Englewood, Colorado / Pittsburgh, Pennsylvania / Tulsa, Oklahoma
2017
Private
160
MRI and ultrasound components and service
Englewood, Colorado / Pittsburgh, Pennsylvania / Tulsa, Oklahoma
Founded: 2017
Privately owned
Employees: 160 (20 in Colorado)
Industry: Medical & Bioscience
Products: MRI and ultrasound components and repair
Born of the 2017 merger of three companies -- the Multi Service Vendor Service (MVS) unit of Bayer's radiology business in Pittsburgh, Wetsco in Oklahoma, and MD MedTech in Colorado -- Innovatus Imaging is an established leader in MRI and ultrasound repair and manufacturing. The deal was financed by Cleveland-based Resilience Capital Partners; Dennis Wulf serves as the combined company's CEO.
"The three companies had worked together pretty closely for the last 10 years," says Kollitz. "We were all in this ultrasound repair space." The merger "only made sense."
The business has three main areas of focus: ultrasound transducer repair; MRI coil repair; a field service business; and a manufacturing division. The Colorado facility is the manufacturing facility. The Tulsa and Pittsburgh facilities are focused on repair and service, and Innovatus also has a repair depot in the Netherlands.
In July 2018, the company branded its Tulsa operation as the Ultrasound Transducer Repair Center of Excellence and the Pittsburgh facility as the MRI and CR/DR Centers of Excellence.
Now organized as Innovatus' Engineering, Testing, Regulatory Compliance and Manufacturing Center of Excellence, the manufacturing facility is in Englewood, also the site of most of the engineering and QA/regulatory work.
MD MedTech launched operations in Colorado in 2008 as an offshoot of Wetsco. It changed hands a couple of times in the subsequent decade, and Wulf previously served as the company's CEO.
The 6,000-square-foot facility manufactures components for ultrasound and MRI technology. "We manufacture that to support the rest of the repair business," says Labree, "and we do also do that on an an OEM basis."
It also makes specialty products and probes for specialized uses. "For example, we have several probes that are geared towards surgery," says Labree. "We have an ultrasound probe used in robotic surgery."
The Centennial facility is focused on a "high-mix, low-volume type of production," says Labree. "They are primarily manual processes. Everything is small. Everything is tiny. We are cutting ultrasound components that are thousandths of an inch wide." For that kind of work, he notes, employees use saws made for the semiconductor industry. The equipment is a mix of customized and off-the-shelf tools and machinery.
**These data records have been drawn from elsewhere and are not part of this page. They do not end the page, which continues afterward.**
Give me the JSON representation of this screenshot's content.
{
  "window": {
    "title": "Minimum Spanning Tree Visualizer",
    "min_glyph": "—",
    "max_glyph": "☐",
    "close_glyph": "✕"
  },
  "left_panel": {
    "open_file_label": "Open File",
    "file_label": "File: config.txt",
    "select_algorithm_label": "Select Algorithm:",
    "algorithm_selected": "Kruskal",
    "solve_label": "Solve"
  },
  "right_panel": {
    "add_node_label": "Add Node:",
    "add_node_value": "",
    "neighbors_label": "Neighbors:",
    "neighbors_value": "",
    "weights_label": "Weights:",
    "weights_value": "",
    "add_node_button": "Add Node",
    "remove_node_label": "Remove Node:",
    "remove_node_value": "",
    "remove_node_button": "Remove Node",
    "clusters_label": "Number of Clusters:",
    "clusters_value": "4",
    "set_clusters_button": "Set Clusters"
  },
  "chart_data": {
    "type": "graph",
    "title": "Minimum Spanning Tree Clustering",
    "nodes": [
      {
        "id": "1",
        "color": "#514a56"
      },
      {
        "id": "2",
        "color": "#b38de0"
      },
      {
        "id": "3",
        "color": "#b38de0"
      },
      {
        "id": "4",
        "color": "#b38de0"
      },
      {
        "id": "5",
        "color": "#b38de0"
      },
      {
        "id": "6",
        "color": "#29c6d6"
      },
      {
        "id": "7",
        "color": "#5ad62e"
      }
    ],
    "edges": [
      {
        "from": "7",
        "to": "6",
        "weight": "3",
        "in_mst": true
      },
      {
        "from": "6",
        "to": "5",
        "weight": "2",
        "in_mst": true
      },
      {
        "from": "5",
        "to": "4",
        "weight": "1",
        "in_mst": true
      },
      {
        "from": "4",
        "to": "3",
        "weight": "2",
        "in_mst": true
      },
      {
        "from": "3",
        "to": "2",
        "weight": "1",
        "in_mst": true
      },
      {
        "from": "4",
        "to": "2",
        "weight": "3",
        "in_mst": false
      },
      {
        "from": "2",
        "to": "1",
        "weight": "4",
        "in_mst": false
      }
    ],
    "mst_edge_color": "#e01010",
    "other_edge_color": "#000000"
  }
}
The service side of the business entails three repair depots (in Pittsburgh, Tulsa, and the Netherlands) and field service for numerous large hospitals and healthcare providers. Innovatus can repair just about every ultrasound probe on the market through R&D-honed techniques, says Kollitz.
"The object of bringing the companies together was to unleash the full potential of the business," he adds. The merger was finalized in September 2017; while it remains a bit early to measure benchmarks, Kollitz says, "So far, so good.
Challenges: Managing the possibilities. "The challenge for us is to effectively prioritize," says Kollitz.
Hiring is another challenge. "The market in Denver has been very tight for manufacturing-type workers and I think that will continue to be challenging," says Labree. "The flip side is Denver is very rich in engineering and quality talent."
Opportunities: "We have opportunities to expand the depth of our offerings and our geography and new areas in healthcare," says Kollitz. "We are also looking at opportunities to use our core technology in other space."
The depot-based repair model is scalable, and Asia and Latin America are targets for new facilities, he adds. Because of logistics of international shipping, that could cut turnaround time for customers in those markets by about 50 percent. "We could trim a week to a week and a half of that turnaround time with a located facility," says Kollitz.
Traditionally expensive ultrasound equipment is getting smaller and cheaper, says Labree, and with that comes potential new partners looking for integration. "In the last year, we've seen ultrasound systems on a chip essentially," he says. "That's where a lot of our activity is. . . . Now you can bolt ultrasound onto something easily and cost-effectively."
In that vein, Labree says, "We are in various stages of work with several companies and universities through NIH grants to do some cutting-edge things with surgical probes."
Needs: Talent is at the top of the list. "We're certainly expecting some growth [in Colorado]," says Labree. "We'll have to continue to work hard to find people who fit our needs and the economics of our business."
Adds Kollitz: "Ultimately, what we are is a people business. What we're selling is the skills, capabilities, and talents of our people."
With that, an expansion or larger facility might be required; the target is about 10,000 square feet. "We're already feeling we are bursting at the seams," says Labree. "We're just now getting started on the space question."